Brian Bix**

** Universidad de Minnesota

Resumen

Una barrera para la existencia de un mayor diálogo y entendimiento dentro de la teoría jurídica es la falta de reconocimiento de la variedad de formas y propósitos de las diferentes teorías de (o sobre) la naturaleza del derecho. Los teóricos del derecho son en cierto modo culpables por la falta de una discusión más clara acerca de cuestiones metodológicas, en la medida en que, con frecuencia, no son tan claros como podrían serlo si prestasen atención a la naturaleza de las afirmaciones que hacen (e.g. descriptivas versus prescriptivas, conceptuales versus empíricas), o al proyecto general del cual sus teorías son parte. Este trabajo intenta ofrecer un somero repaso de los tipos y propósitos de la teoría del derecho, enfocado principalmente en teorías sobre la naturaleza del derecho. Otro tipo de teorías —e.g. en lo concerniente a los derechos o a la mejor aproximación al razonamiento jurídico o judicial— requerirán otra descripción.

1. Introducción

Una advertencia preliminar: la lista de tipos de teoría del derecho que uno proponga depende obviamente en gran proporción de cómo y cuán ampliamente se defina “teoría del derecho”. La noción de teoría del derecho implícita en esta discusión reflejará los contornos usuales de los cursos y libros de texto de teoría jurídica en Estados Unidos y el Reino Unido. Uno puede imaginar fácilmente una noción de “teoría del derecho” que sea significativamente más amplia o más estrecha.
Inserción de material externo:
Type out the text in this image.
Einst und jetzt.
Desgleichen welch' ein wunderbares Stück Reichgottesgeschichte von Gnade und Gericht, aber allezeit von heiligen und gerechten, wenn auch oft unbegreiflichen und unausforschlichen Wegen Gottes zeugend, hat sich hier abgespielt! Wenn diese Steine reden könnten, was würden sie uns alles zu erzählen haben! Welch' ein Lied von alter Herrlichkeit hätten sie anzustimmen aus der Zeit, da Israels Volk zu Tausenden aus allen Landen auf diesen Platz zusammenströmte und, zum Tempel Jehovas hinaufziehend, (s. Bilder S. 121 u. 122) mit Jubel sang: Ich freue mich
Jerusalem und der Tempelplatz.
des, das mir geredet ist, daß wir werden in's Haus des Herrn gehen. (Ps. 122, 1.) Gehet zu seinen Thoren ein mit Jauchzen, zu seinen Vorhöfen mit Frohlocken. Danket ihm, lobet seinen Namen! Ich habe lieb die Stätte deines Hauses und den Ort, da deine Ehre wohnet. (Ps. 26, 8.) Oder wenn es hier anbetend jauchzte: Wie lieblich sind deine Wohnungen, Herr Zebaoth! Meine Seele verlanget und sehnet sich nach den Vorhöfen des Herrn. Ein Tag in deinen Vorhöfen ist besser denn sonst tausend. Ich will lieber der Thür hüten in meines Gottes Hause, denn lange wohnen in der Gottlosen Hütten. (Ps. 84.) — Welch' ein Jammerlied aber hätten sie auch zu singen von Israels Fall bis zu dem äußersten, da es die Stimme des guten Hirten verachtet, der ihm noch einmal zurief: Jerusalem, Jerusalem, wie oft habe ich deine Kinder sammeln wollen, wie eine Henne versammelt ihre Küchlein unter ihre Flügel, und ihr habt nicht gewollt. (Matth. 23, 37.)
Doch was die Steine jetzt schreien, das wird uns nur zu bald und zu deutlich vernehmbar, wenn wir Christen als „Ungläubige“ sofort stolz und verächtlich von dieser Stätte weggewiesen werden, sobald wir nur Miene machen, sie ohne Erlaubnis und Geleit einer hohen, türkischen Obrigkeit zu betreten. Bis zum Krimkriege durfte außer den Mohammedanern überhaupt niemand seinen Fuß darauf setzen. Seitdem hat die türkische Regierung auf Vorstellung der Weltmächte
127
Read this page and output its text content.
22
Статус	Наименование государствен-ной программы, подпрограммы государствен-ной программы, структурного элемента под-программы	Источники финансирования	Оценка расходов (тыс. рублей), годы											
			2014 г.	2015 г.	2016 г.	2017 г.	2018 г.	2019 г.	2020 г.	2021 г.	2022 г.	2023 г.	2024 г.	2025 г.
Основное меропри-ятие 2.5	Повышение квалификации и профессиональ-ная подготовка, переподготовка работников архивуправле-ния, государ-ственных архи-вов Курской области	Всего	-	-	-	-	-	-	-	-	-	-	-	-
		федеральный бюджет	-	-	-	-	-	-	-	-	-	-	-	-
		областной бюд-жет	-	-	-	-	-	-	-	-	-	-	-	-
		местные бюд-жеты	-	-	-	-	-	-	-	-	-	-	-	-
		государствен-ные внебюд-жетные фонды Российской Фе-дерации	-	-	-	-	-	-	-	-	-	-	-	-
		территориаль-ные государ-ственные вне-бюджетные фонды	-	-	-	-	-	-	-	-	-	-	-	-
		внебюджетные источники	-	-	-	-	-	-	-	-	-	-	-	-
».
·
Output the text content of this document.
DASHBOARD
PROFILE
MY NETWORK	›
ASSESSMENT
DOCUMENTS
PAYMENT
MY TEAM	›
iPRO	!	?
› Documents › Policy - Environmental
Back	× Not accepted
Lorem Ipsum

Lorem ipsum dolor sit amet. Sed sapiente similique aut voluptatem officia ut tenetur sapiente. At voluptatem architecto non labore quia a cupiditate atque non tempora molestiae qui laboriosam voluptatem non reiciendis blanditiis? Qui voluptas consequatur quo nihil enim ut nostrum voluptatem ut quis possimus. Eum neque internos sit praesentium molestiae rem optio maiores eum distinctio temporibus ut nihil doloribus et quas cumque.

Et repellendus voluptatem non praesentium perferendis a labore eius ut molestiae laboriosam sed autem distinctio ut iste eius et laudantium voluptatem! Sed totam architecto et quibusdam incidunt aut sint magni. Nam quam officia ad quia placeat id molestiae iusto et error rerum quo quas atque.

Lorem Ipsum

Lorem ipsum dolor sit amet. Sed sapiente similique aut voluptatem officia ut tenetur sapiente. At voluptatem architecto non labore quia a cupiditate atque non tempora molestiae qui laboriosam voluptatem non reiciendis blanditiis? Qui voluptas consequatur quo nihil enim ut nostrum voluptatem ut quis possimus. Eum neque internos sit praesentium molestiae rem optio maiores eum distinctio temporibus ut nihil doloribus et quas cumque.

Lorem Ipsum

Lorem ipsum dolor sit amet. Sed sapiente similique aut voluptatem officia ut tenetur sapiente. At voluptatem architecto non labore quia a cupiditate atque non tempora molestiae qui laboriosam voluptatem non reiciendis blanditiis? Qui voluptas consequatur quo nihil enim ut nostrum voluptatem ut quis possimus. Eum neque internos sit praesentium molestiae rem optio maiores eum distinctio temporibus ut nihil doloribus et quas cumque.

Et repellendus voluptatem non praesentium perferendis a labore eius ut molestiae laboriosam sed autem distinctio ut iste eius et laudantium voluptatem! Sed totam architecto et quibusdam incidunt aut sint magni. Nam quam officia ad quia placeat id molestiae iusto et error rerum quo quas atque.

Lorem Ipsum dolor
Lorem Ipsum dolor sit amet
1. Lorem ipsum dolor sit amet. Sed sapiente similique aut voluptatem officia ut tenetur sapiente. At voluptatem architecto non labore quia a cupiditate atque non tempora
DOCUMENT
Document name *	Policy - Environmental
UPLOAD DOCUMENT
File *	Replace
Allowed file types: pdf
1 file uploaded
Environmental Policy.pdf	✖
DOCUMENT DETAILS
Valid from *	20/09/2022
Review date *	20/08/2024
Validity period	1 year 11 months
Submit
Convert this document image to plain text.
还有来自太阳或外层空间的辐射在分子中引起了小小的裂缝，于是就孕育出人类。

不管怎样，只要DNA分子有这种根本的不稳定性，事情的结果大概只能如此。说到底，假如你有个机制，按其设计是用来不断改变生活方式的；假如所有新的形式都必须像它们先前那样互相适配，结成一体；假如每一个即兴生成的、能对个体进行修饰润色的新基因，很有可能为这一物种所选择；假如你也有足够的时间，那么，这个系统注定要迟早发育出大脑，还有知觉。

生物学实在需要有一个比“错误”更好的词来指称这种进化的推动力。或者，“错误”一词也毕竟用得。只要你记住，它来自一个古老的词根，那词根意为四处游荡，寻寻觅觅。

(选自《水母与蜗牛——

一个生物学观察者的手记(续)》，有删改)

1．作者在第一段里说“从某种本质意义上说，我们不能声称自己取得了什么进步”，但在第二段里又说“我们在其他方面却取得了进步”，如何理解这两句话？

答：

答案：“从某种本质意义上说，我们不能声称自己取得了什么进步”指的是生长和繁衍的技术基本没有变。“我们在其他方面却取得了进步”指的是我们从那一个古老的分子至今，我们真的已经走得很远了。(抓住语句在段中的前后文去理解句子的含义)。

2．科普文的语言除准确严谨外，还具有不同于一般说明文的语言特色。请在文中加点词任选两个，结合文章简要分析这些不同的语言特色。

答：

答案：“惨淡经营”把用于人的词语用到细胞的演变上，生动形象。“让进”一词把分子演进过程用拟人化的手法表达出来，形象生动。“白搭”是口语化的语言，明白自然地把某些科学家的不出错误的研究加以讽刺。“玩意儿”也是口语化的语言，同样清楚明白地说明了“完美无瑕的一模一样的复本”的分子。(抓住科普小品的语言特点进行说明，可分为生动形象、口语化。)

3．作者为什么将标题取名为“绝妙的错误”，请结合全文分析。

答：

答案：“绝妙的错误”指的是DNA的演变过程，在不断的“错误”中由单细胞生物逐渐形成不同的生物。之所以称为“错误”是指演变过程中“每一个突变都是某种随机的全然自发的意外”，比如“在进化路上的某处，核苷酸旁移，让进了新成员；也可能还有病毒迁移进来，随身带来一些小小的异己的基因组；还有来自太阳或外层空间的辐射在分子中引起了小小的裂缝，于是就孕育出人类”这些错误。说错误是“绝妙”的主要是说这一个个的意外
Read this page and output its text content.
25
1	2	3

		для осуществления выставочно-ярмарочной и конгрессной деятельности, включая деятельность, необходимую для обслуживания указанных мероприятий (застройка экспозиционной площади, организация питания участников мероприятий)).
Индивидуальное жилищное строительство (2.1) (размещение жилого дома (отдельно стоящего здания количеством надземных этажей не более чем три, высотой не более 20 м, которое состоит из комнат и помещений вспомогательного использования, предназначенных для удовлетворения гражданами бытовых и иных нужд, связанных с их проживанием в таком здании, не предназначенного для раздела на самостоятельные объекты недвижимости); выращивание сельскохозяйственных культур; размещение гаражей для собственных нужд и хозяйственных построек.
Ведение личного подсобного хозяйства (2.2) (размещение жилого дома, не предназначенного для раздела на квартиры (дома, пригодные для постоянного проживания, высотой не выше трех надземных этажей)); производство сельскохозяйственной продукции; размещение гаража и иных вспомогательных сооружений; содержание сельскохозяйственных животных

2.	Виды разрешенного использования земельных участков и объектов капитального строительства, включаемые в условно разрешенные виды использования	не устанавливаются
En general, uno puede dividir de un modo somero las teorías acerca de las prácticas sociales en tres amplias categorías: 1) teorías descriptivas -aquellas que pretenden determinar cuál es el caso, ofreciendo un relevamiento de las prácticas o concepciones; 2) teorías analíticas o conceptuales- teorías que hacen proposiciones acerca de la naturaleza necesaria o intrínseca de alguna práctica o institución; y 3) teorías prescriptivas, normativas o críticas -teorías que argumentan acerca de cómo las prácticas u opiniones deben ser reformadas. Cada tipo de teoría será discutida a su turno en las próximas secciones.

1.1. Teorías puramente descriptivas

Frecuentemente, los teóricos se refieren a sus teorías como “descriptivas” — pero “descriptivo” implica muchas variantes, algunas de las cuales, como las teorías analíticas y conceptuales, son tan distintas que serán discutidas separadamente en la próxima sección, 1.2. Existen también tipos interesantes de teorías que no parecen ser descriptivas ni prescriptivas pero están, en ciertos casos, a mitad de camino entre ambas. Esos tipos de teorías serán discutidas en la sección 1.3.

En términos generales, una teoría es “descriptiva” si se propone describir cuál es el caso, antes que hacer juicios sobre el valor (moral o de otra índole) de la situación actual, u ofrecer argumentos acerca de cómo las cosas deberían ser hechas. Muchos tipos de teorías sobre el derecho, pero que no son “teorías jurídicas” estrictamente hablando, son claramente descriptivas: e.g. teorías sociológicas, antropológicas y psicológicas sobre el modo en que la gente se comporta en sus situaciones jurídicas o en respuesta a la regulación jurídica; y reseñas históricas acerca de porqué sistemas jurídicos particulares se desarrollaron en la manera en que lo hicieron.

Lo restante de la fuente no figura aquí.